Os efeitos nefastos dessa separação não tardaram a se fazer sentir, especialmente no fosso aberto, a partir da conquista da hegemonia na esquerda pelo PT, entre a memória da política das lutas pela democratização orientadas por amplas alianças e a política levada a cabo pelo PT que desconsiderou os nexos dos temas sociais com o aprofundamento da democracia, especialmente no governo Dilma Roussef. Em equívoco igualmente grave, os governos do PT passaram a conceder primazia à conquista de posições no interior do Estado, em que logo se insinuaram práticas não republicanas na administração pública, em detrimento do seu enraizamento na sociedade civil.
Afastado de suas antigas bases sociais e
vulnerável às acusações de malfeitos de muitos dos seus quadros dirigentes,
como no caso da administração da Petrobras, o PT e seu governo se tornaram
presa fácil do impeachment, com o que ainda mais se aprofundou o afastamento ao
que sobrevivia dos tempos da política dos idos dos anos 1980. A sanha
denuncista que sobreveio com a instalação da chamada república de Curitiba
tornou o campo da política um imenso deserto, sepultando a memória das lutas
pela democratização do país e importando em reais ameaças a seu melhor fruto, a
Constituição de 88.
O futuro cede lugar ao passado, presença
latente à espreita para voltar ao proscênio, nostálgico do Estado Novo de 1937
e do regime do AI-5 de 1968, que avalia estar diante da sua hora e da sua vez a
fim de erradicar instituições, práticas e culturas que ponham em risco suas
concepções de mundo como um mercado desigual em que devem reinar os mais
fortes, um fascismo que não ousa dizer seu nome encapuzado num neoliberalismo
que diz praticar.
A emergência da pandemia com seu séquito
macabro de vítimas, quase 650 mil até aqui, que imobilizou a sociedade em
movimento de autodefesa, facilitou, na frase tristemente famosa, que a boiada
de ímpeto destrutivo encontraria livre passagem.

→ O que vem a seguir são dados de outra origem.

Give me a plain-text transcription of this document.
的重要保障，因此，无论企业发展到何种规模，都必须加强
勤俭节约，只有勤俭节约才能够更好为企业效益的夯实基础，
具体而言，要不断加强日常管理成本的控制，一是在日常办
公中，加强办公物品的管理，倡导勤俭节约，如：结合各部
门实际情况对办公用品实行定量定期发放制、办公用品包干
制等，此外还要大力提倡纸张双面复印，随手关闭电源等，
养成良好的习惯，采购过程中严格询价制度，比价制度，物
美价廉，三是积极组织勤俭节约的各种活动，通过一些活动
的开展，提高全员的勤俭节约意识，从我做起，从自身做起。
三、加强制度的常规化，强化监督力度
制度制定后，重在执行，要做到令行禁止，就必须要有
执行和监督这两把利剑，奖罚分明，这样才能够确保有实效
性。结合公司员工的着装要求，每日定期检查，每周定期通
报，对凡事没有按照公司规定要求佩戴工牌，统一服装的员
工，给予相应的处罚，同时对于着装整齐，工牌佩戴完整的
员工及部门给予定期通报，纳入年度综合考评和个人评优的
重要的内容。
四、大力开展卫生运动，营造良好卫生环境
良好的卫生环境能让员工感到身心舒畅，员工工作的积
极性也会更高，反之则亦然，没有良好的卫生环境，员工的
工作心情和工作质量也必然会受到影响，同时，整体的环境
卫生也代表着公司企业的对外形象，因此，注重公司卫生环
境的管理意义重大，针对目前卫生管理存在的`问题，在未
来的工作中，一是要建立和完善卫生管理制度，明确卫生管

Havia, no entanto, uma pedra
no caminho, a Constituição e seus defensores, removê-la se tornou então o eixo
central da estratégia das forças reacionárias, evidente na conspiração
frustrada que rondou o 7 de setembro. Privadas da solução golpista, tanto pela
resistência interna como pelo cenário internacional adverso, resultante do novo
alinhamento provocado pelo presidente da nação hegemônica contrário a soluções
autocráticas, essas forças passam a recorrer ao caminho eleitoral para o que
buscam amparo nos partidos políticos do Centrão, fóssil preservado das nossas
taras de formação como sociedade.
Mas, também aí encontram obstáculos, o
Centrão, como registra a nossa tradição política, se reproduz pelo voto seja
qual for a forma da sua extração, e as pesquisas de institutos respeitados têm
indicado que ele se inclina para partidos e personalidades da oposição ao atual
regime. Novos ventos sopram em direção contrária à reprodução do governo que aí
está, que ainda conta com os recursos da imensa máquina estatal que malbarata à
sua discrição, mesmo que o dilúvio seja o seu sucessor. Em sua defesa, o
passado interdita as vias para o futuro.
Nessa hora, em que não é mais noite e ainda
não é dia, cabe ao ator esconjurar as sombras do pesadelo que experimentamos,
inclusive expiando suas culpas que não foram poucas no retrocesso que purgamos.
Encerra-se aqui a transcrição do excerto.